Static types, polymorphism and specialization

Question

When I first learned Haskell, I very quickly came to love parametric polymorphism. It's a delightfully simple idea that works astonishingly well. The whole "if it compiles it usually works right" thing is mostly due to parametric polymorphism, IMHO.

But the other day, something occurred to me. I can write foo as a polymorphic function. But when bar calls foo, it will do so with a specific set of argument types. Or, if bar itself is polymorphic, then its caller will assign definite types. By induction, it seems that if you were to take any valid Haskell program and analyse the entire codebase, you can statically determine the type of every single thing in the entire program.

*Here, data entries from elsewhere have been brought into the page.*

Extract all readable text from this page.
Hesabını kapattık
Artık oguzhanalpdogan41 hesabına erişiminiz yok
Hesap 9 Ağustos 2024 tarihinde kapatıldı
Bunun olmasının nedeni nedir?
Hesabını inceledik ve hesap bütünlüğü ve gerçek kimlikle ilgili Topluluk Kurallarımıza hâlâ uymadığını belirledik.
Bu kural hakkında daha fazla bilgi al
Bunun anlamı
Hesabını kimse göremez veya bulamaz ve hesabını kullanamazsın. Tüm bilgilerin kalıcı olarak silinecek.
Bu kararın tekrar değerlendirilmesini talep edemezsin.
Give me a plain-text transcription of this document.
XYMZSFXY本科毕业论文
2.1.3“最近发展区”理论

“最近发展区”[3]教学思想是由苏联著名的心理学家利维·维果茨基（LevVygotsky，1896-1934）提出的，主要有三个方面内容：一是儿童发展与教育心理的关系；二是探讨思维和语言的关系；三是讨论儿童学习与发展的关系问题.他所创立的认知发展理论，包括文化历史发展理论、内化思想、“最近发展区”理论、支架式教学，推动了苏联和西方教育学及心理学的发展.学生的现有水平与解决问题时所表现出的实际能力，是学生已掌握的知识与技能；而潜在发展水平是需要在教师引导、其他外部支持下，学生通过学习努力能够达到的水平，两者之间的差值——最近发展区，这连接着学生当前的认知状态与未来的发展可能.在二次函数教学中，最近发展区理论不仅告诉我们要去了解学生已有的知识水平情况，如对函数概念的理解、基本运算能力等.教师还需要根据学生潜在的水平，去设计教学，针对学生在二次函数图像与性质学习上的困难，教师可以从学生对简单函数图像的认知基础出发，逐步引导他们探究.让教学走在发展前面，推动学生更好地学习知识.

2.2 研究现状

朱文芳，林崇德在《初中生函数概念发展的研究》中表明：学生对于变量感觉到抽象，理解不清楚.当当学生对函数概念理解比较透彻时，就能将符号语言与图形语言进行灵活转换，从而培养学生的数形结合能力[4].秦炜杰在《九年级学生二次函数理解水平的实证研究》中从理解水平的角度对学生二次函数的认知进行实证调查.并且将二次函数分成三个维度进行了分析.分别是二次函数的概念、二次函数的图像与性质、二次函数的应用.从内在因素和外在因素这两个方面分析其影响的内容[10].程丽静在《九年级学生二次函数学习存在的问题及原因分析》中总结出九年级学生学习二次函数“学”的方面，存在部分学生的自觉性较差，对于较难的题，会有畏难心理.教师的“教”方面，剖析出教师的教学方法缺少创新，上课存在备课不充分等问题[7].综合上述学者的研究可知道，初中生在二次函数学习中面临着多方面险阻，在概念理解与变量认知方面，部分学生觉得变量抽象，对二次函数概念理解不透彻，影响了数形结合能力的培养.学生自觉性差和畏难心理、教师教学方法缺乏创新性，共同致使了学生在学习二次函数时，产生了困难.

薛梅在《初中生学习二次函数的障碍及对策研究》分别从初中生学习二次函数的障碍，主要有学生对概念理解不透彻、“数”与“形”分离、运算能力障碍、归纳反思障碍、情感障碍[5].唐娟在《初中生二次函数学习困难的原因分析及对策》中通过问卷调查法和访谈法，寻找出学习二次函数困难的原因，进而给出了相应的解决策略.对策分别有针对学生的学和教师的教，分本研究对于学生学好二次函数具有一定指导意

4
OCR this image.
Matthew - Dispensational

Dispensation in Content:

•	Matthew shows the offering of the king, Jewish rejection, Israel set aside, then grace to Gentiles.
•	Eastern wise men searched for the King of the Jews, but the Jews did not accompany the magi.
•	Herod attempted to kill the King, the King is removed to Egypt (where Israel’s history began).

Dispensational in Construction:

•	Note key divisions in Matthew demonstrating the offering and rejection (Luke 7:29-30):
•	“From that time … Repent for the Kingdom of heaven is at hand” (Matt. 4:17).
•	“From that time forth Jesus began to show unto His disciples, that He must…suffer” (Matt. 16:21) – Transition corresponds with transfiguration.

This, in a sense, is a bit like C++ templates. There is no run-time polymorphism, only compile-time polymorphism. A Haskell compiler could choose to generate separate machine code for every type at which each polymorphic function is called. Most Haskell compilers don't, but you could implement one if you wanted to.

Only if you start adding Haskell extensions (ExistentialQuantification is the obvious one) do you start to get real run-time polymorphism, where you have values who's type cannot be statically computed.

Oh, yeah, my question?

1. Are the statements above actually correct?

2. Is there a widely-used name for this property?

Answer 1

Haskell (with no extensions) permits polymorphic recursion, and this feature alone makes it impossible to statically specialize a program to a completely monomorphic one. Here is a program that will print an N-deep nested list, where N is a command-line parameter:

import System  foo :: Show a => Int -> a -> IO () foo 0 x = print x foo n x = foo (n-1) [x]  main = do [num_lists] <- getArgs           foo (read num_lists) 0 

In the first call to foo, a has type Int. In the next recursive call, it has type [Int], then [[Int]], and so forth.

If polymorphic recursion is prohibited, then I believe it's possible to statically specialize a program.